The Queue length should be low, and the total bytes high, which
indicates a network card that is transferring packets quickly and
without delay. Network Interface: Bytes Sent/Sec; Current Bandwidth; Bytes Received/Sec.
High values in these counters consistently and over time indicate that a
network is being expected to carry more traffic than is optimal.
Segmenting the network into smaller pieces or increasing the bandwidth
of the network will decrease the chances of bottlenecks due to excessive
traffic.
Note Different
types of network configurations will allow for various levels of
traffic efficiency and volume. When monitoring %Network Utilization, for
example, 30 percent utilization is the maximum recommended for an
unswitched Ethernet network. This means that a 10 megabyte (MB) Ethernet
network becomes bottlenecked when its throughput exceeds 3 MB per
second.
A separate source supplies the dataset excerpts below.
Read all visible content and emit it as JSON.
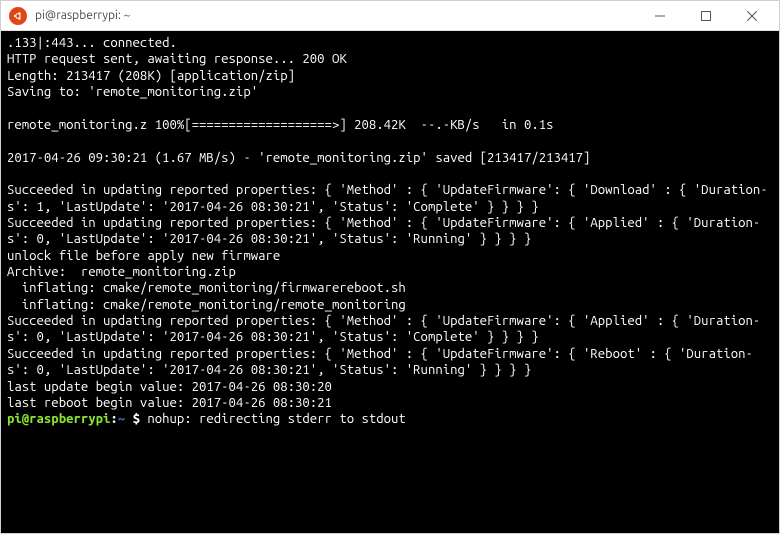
{
  "titlebar": {
    "title": "pi@raspberrypi: ~",
    "app_icon_name": "ubuntu-terminal-icon",
    "minimize_label": "Minimize",
    "maximize_label": "Maximize",
    "close_label": "Close"
  },
  "terminal": {
    "lines": [
      ".133|:443... connected.",
      "HTTP request sent, awaiting response... 200 OK",
      "Length: 213417 (208K) [application/zip]",
      "Saving to: 'remote_monitoring.zip'",
      "",
      "remote_monitoring.z 100%[===================>] 208.42K  --.-KB/s   in 0.1s",
      "",
      "2017-04-26 09:30:21 (1.67 MB/s) - 'remote_monitoring.zip' saved [213417/213417]",
      "",
      "Succeeded in updating reported properties: { 'Method' : { 'UpdateFirmware': { 'Download' : { 'Duration-s': 1, 'LastUpdate': '2017-04-26 08:30:21', 'Status': 'Complete' } } } }",
      "Succeeded in updating reported properties: { 'Method' : { 'UpdateFirmware': { 'Applied' : { 'Duration-s': 0, 'LastUpdate': '2017-04-26 08:30:21', 'Status': 'Running' } } } }",
      "unlock file before apply new firmware",
      "Archive:  remote_monitoring.zip",
      "  inflating: cmake/remote_monitoring/firmwarereboot.sh",
      "  inflating: cmake/remote_monitoring/remote_monitoring",
      "Succeeded in updating reported properties: { 'Method' : { 'UpdateFirmware': { 'Applied' : { 'Duration-s': 0, 'LastUpdate': '2017-04-26 08:30:21', 'Status': 'Complete' } } } }",
      "Succeeded in updating reported properties: { 'Method' : { 'UpdateFirmware': { 'Reboot' : { 'Duration-s': 0, 'LastUpdate': '2017-04-26 08:30:21', 'Status': 'Running' } } } }",
      "last update begin value: 2017-04-26 08:30:20",
      "last reboot begin value: 2017-04-26 08:30:21"
    ],
    "prompt": {
      "user_host": "pi@raspberrypi",
      "colon": ":",
      "path": "~ ",
      "dollar": "$",
      "tail": " nohup: redirecting stderr to stdout"
    }
  },
  "colors": {
    "ubuntu_orange": "#dd4814",
    "term_bg": "#000000",
    "term_fg": "#ffffff",
    "prompt_green": "#8ae234",
    "prompt_blue": "#3465a4"
  }
}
If the value of the counter is above 40 percent, data collisions
begin to hamper the performance of the network. |
Process Counters
For
each demand on a system resource, there is often a process that is the
instrument of that demand. Using process counters allows for viewing the
individual processes (including system services) that are using system
resources. The following are important counters to use when gathering
process-based performance data:
Memory
leaks; memory-intensive applications: Memory\Pool Nonpaged Allocs;
Memory\Pool Nonpaged Bytes; Memory\Pool Paged Bytes;
Process(process_name)\Pool Nonpaged Bytes; Process(process_name)\ Handle
Count; Process(process_name)\Pool Paged Bytes;
Process(process_name)\Virtual Bytes; Process(process_name)\Private
Bytes. These counters show memory use by
individual processes, allowing for redistribution of intensive
applications (or isolation of applications with memory leaks) to other
computers.
Note An
application memory leak can be diagnosed by running that application on
its own server, and monitoring for memory use that increases over time
with no change in demand for services. This increase without a
corresponding reason can indicate a memory leak. |
Disk Counters
The PhysicalDisk
object counters provide data on activity for each of the hard disk
storage devices, and the LogicalDisk object counters provide data on
defined volumes (C:\, D:\, and so on) in your system. Monitoring
LogicalDisk free space and PhysicalDisk performance counters will
provide useful data. The following are important counters for Physical
and Logical Disk monitoring:
LogicalDisk\%Free Space.
This counter reports the percentage of unallocated disk space to the
total usable space on the logical volume. This counter is not available
for a physical disk. Note When calculating the _Total instance, the %Free Space counters recalculate the sum as a percentage for each disk. |
PhysicalDisk\Avg. Disk Bytes/Transfer; \Avg. Disk sec/Transfer; \Avg. Disk Queue Length; \% Disk Time.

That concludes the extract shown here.